1. A noise intelligent processing system based on the MCP protocol and a large-scale language model, characterized in that: It includes a perception layer, which is connected to an edge-cloud collaboration layer, and the edge-cloud collaboration layer is connected to an application layer; The perception layer includes multiple noise monitoring terminals. Each noise monitoring terminal has a built-in lightweight MCP Server, which is used to encapsulate the various functions of the noise monitoring terminal into terminal tools that conform to the MCP standard and register them with the cloud. The edge-cloud collaboration layer includes an LLM intelligent orchestration center deployed in the cloud, which receives user task instructions, dynamically parses tasks and generates execution plans, schedules terminal tools through the MCP protocol, and coordinates multiple noise monitoring terminals to perform data acquisition and preprocessing. The application layer includes a noise map generation model, which receives standardized data processed by the LLM orchestration layer, generates a noise map, and performs multi-dimensional statistical analysis. The LLM intelligent orchestration center sends instructions to the noise monitoring terminal via the MCP protocol to control the noise monitoring terminal to adjust the sampling frequency, execute the noise separation algorithm, or enable collaborative diagnosis. When the system needs to perform macro-level tasks, the LLM intelligent orchestration center performs dynamic planning, decomposing the macro-level tasks into multiple sub-tasks. Then, according to the task requirements of the sub-tasks, the LLM intelligent orchestration center sends instructions to the MCP Server of the noise monitoring terminal in the target area through the MCP protocol, while performing dynamic optimization. When the reported data of a noise monitoring terminal is abnormal, the LLM intelligent orchestration center enables the neighboring terminal to perform data compensation or sends a repair instruction to trigger the terminal self-test tool so that the abnormal terminal can perform self-diagnosis.

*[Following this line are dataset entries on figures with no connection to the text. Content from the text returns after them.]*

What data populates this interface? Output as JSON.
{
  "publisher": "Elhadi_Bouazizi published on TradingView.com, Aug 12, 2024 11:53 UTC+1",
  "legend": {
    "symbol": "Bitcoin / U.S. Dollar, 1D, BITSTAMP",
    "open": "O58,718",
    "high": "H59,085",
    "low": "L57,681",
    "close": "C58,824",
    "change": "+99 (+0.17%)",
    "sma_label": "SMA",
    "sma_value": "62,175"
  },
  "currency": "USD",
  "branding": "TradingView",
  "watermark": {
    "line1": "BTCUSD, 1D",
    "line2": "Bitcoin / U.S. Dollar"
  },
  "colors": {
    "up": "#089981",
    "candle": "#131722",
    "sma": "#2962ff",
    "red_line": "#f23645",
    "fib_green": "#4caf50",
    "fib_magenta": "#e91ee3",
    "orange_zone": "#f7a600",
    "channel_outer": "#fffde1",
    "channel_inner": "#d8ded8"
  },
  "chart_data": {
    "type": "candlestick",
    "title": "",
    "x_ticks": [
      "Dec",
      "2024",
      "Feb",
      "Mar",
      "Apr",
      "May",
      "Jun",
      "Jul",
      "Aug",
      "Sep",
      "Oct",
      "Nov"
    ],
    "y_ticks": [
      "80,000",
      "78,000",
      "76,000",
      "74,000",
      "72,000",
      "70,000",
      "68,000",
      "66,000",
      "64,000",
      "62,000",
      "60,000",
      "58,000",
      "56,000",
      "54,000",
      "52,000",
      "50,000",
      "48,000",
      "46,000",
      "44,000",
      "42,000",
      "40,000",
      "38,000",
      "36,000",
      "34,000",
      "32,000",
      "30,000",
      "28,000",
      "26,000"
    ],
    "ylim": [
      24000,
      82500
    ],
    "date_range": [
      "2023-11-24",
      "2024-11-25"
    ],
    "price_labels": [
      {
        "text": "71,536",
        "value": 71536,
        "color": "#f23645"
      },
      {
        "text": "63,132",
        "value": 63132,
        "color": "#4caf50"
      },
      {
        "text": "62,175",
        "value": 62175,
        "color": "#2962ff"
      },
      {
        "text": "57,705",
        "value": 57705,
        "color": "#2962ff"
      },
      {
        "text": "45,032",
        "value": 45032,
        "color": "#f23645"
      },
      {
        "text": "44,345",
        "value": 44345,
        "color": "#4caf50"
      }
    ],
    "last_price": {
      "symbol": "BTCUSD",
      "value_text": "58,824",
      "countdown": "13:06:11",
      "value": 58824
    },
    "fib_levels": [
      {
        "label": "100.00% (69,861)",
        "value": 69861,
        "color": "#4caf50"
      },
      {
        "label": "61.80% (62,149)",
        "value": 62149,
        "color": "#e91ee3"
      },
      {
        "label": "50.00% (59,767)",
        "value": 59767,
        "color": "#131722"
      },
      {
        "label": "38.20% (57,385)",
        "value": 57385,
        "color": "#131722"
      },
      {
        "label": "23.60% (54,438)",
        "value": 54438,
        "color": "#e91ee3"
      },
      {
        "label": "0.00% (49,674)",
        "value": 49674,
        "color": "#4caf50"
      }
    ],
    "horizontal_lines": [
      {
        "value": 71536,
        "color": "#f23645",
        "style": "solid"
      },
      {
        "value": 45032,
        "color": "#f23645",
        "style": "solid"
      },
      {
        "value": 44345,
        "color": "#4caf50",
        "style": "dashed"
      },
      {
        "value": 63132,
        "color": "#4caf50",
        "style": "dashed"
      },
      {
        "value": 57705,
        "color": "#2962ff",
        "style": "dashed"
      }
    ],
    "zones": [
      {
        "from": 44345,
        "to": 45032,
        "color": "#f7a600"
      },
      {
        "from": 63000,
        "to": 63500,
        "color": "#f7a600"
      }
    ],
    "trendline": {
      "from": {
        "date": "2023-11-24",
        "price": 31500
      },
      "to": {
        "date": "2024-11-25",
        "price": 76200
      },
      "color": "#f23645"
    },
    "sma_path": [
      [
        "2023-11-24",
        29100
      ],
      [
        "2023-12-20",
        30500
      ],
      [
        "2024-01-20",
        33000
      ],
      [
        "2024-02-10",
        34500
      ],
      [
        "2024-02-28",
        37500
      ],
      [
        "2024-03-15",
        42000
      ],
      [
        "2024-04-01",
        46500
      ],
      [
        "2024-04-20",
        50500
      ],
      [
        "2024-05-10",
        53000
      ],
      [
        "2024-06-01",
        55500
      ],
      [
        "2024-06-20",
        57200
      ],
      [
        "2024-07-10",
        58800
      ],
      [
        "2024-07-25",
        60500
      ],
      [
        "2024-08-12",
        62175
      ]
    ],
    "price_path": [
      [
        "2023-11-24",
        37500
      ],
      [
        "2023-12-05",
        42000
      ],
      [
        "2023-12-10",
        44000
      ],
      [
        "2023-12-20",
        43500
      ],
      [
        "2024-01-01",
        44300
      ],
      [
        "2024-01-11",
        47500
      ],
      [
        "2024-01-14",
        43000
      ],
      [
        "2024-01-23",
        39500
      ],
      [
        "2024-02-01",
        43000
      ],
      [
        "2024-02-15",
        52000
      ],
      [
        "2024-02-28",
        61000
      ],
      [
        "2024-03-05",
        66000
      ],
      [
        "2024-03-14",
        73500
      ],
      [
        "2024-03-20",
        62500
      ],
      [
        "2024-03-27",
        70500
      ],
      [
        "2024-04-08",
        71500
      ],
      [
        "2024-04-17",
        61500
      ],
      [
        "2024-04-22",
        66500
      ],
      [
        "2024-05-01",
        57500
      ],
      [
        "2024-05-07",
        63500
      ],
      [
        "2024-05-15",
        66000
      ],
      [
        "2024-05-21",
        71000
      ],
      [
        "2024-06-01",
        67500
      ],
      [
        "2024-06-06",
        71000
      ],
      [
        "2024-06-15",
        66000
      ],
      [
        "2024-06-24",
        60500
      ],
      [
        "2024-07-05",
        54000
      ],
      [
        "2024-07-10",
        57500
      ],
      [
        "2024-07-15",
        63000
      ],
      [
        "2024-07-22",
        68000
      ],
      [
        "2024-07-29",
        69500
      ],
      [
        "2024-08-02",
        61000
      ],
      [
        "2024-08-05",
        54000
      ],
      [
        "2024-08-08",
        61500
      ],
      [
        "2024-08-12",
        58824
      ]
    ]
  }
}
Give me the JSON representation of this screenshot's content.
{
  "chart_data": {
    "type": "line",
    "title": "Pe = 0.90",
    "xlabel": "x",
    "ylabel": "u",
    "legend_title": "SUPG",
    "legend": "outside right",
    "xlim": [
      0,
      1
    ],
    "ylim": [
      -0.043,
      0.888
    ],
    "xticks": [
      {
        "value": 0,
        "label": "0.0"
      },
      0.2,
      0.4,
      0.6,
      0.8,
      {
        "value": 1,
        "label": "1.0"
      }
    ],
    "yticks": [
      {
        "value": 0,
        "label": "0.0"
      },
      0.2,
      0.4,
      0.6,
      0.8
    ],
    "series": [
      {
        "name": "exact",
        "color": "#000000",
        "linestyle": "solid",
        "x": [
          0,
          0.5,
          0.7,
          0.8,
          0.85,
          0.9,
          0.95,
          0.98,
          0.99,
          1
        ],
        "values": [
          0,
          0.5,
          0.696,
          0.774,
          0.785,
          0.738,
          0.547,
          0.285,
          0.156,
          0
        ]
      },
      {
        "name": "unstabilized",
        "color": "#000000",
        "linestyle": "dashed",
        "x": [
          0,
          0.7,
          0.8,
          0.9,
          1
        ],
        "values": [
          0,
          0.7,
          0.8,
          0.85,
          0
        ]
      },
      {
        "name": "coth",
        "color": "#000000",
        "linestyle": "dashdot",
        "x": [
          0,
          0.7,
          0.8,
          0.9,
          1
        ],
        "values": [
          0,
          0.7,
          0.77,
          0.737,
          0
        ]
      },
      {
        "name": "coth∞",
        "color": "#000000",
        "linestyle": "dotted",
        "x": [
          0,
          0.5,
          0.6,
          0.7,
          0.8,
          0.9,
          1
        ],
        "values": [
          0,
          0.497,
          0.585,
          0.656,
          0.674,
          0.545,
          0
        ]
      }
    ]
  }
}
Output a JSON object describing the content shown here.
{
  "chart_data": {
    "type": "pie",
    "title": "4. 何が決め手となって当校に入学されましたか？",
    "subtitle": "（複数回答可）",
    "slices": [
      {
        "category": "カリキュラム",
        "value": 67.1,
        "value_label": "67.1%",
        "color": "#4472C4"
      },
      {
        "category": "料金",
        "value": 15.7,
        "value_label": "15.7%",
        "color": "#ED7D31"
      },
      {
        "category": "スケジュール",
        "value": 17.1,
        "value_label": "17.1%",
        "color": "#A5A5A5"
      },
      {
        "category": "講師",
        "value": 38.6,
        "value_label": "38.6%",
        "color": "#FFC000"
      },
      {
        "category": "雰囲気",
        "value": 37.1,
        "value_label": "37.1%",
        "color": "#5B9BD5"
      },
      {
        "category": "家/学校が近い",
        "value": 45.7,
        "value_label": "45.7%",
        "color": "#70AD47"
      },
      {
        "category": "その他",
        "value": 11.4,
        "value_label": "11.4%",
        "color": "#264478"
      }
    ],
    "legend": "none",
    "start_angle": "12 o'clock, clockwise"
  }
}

2. The noise intelligent processing system based on MCP protocol and large language model according to claim 1, characterized in that: The noise monitoring terminals include noise monitoring micro-stations, noise monitoring sub-stations, mobile monitoring devices, and other monitoring terminals.

3. The noise intelligent processing system based on MCP protocol and large language model according to claim 1, characterized in that: The multi-dimensional statistical analysis includes decibel level statistical analysis, noise type proportion statistical analysis, and spatiotemporal variation trend statistical analysis.

4. The noise intelligent processing system based on MCP protocol and large language model according to claim 1, characterized in that: The noise monitoring terminal has the following functions: noise data acquisition, spectrum analysis, equipment status self-test, and geographic location reporting.

5. The noise intelligent processing system based on the MCP protocol and a large language model according to any one of claims 1-4, characterized in that: When a new noise recognition algorithm or sensor is added, its functionality is encapsulated into a new terminal tool and deployed to the noise monitoring terminal. The LLM intelligent orchestration center automatically discovers and calls the new terminal tool, thereby achieving automatic system function upgrades.